To be serious: You can act like a major company, and have:
- As many businesses and activities in your company as you can handle.
- Another company as a subsidiary with another or a related activity
- Financial or business investments
Have a Sideline
Lot's of contractors have sidelines. You may manage databases as your main job, but perhaps you invest in coins and stamps on the side. There is no reason why you shouldn't run the coins and stamps business through your limited company.
Simon Sweetman, a Felixstowe-based tax consultant referred by the London-based Federation of Small Business, explains: ''There is no legal or fiscal restriction on the activities a contractor may run through a limited company. The only limits set on these activities are by any other shareholders in the company, and these would be expressed in the Memorandum of Association But in general, the Memoranda are worded in a very general way today and usually pose no obstacle.''
Sweetman points out that you should account for each activity separately, although you are free to deduct expenses from either activity from your total earnings.

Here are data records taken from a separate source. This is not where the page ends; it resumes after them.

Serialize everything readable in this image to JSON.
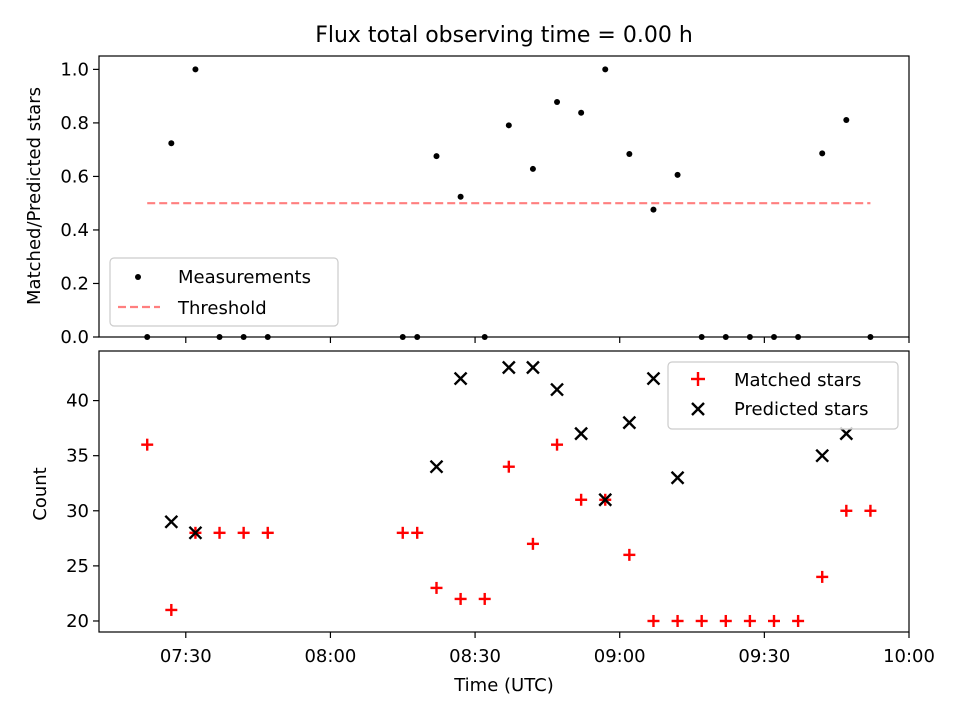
{
  "chart_data": [
    {
      "type": "scatter",
      "title": "Flux total observing time = 0.00 h",
      "xlabel": "",
      "ylabel": "Matched/Predicted stars",
      "ylim": [
        0,
        1.05
      ],
      "yticks": [
        "0.0",
        "0.2",
        "0.4",
        "0.6",
        "0.8",
        "1.0"
      ],
      "xlim": [
        "07:12",
        "10:00"
      ],
      "grid": false,
      "legend": "lower-left",
      "series": [
        {
          "name": "Measurements",
          "style": "dot",
          "color": "#000000",
          "x": [
            "07:22",
            "07:27",
            "07:32",
            "07:37",
            "07:42",
            "07:47",
            "08:15",
            "08:18",
            "08:22",
            "08:27",
            "08:32",
            "08:37",
            "08:42",
            "08:47",
            "08:52",
            "08:57",
            "09:02",
            "09:07",
            "09:12",
            "09:17",
            "09:22",
            "09:27",
            "09:32",
            "09:37",
            "09:42",
            "09:47",
            "09:52"
          ],
          "y": [
            0.0,
            0.724,
            1.0,
            0.0,
            0.0,
            0.0,
            0.0,
            0.0,
            0.676,
            0.524,
            0.0,
            0.791,
            0.628,
            0.878,
            0.838,
            1.0,
            0.684,
            0.476,
            0.606,
            0.0,
            0.0,
            0.0,
            0.0,
            0.0,
            0.686,
            0.811,
            0.0
          ]
        },
        {
          "name": "Threshold",
          "style": "dashed-line",
          "color": "#ff7f7f",
          "x": [
            "07:22",
            "09:52"
          ],
          "y": [
            0.5,
            0.5
          ]
        }
      ]
    },
    {
      "type": "scatter",
      "title": "",
      "xlabel": "Time (UTC)",
      "ylabel": "Count",
      "ylim": [
        19,
        44.5
      ],
      "yticks": [
        "20",
        "25",
        "30",
        "35",
        "40"
      ],
      "xlim": [
        "07:12",
        "10:00"
      ],
      "xticks": [
        "07:30",
        "08:00",
        "08:30",
        "09:00",
        "09:30",
        "10:00"
      ],
      "grid": false,
      "legend": "top-right",
      "series": [
        {
          "name": "Matched stars",
          "style": "plus",
          "color": "#ff0000",
          "x": [
            "07:22",
            "07:27",
            "07:32",
            "07:37",
            "07:42",
            "07:47",
            "08:15",
            "08:18",
            "08:22",
            "08:27",
            "08:32",
            "08:37",
            "08:42",
            "08:47",
            "08:52",
            "08:57",
            "09:02",
            "09:07",
            "09:12",
            "09:17",
            "09:22",
            "09:27",
            "09:32",
            "09:37",
            "09:42",
            "09:47",
            "09:52"
          ],
          "y": [
            36,
            21,
            28,
            28,
            28,
            28,
            28,
            28,
            23,
            22,
            22,
            34,
            27,
            36,
            31,
            31,
            26,
            20,
            20,
            20,
            20,
            20,
            20,
            20,
            24,
            30,
            30
          ]
        },
        {
          "name": "Predicted stars",
          "style": "x",
          "color": "#000000",
          "x": [
            "07:27",
            "07:32",
            "08:22",
            "08:27",
            "08:37",
            "08:42",
            "08:47",
            "08:52",
            "08:57",
            "09:02",
            "09:07",
            "09:12",
            "09:42",
            "09:47"
          ],
          "y": [
            29,
            28,
            34,
            42,
            43,
            43,
            41,
            37,
            31,
            38,
            42,
            33,
            35,
            37
          ]
        }
      ]
    }
  ]
}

You can have as many activities under you limited company as you choose
Simon Sweetman-tax consultant
If you run a loss from one activity, you can compensate for it with profits from your other activity. But you should be careful if you run a loss in both activities, Sweetman points out, and be sure that you have funds saved up to cover the loss. You can carry the loss over into the next year, Sweetman says.
Own Another Company
You can use your limited company to own and operate another company if you choose. This will have the advantage of separating your different business activities from the tax point of view. But you will have to run two separate companies, keep two sets of books, etc. ''With two companies, you double the amount of administration,'' Sweetman points out.
A loss from the subsidiary company could be deducted from profits at the main company. You can also develop the separate company for sale.
Tax Status Issues
You should also be careful if you decide to sell one of the businesses, Sweetman points out. You would want to sell the business on the basis of personal capital gains tax, which is lower than the corporate one. Having two activities might make it more difficult to do make the sale under the personal regime, so you would be well advised to take advice if you do consider selling an activity off.
You should, however, be careful if you begin running all your activities at a loss. You will be able to carry losses over from one tax year to another, but you still have to make up the loss if you are to remain in business. In a bad year, having two companies could mean double the amount of expenses too.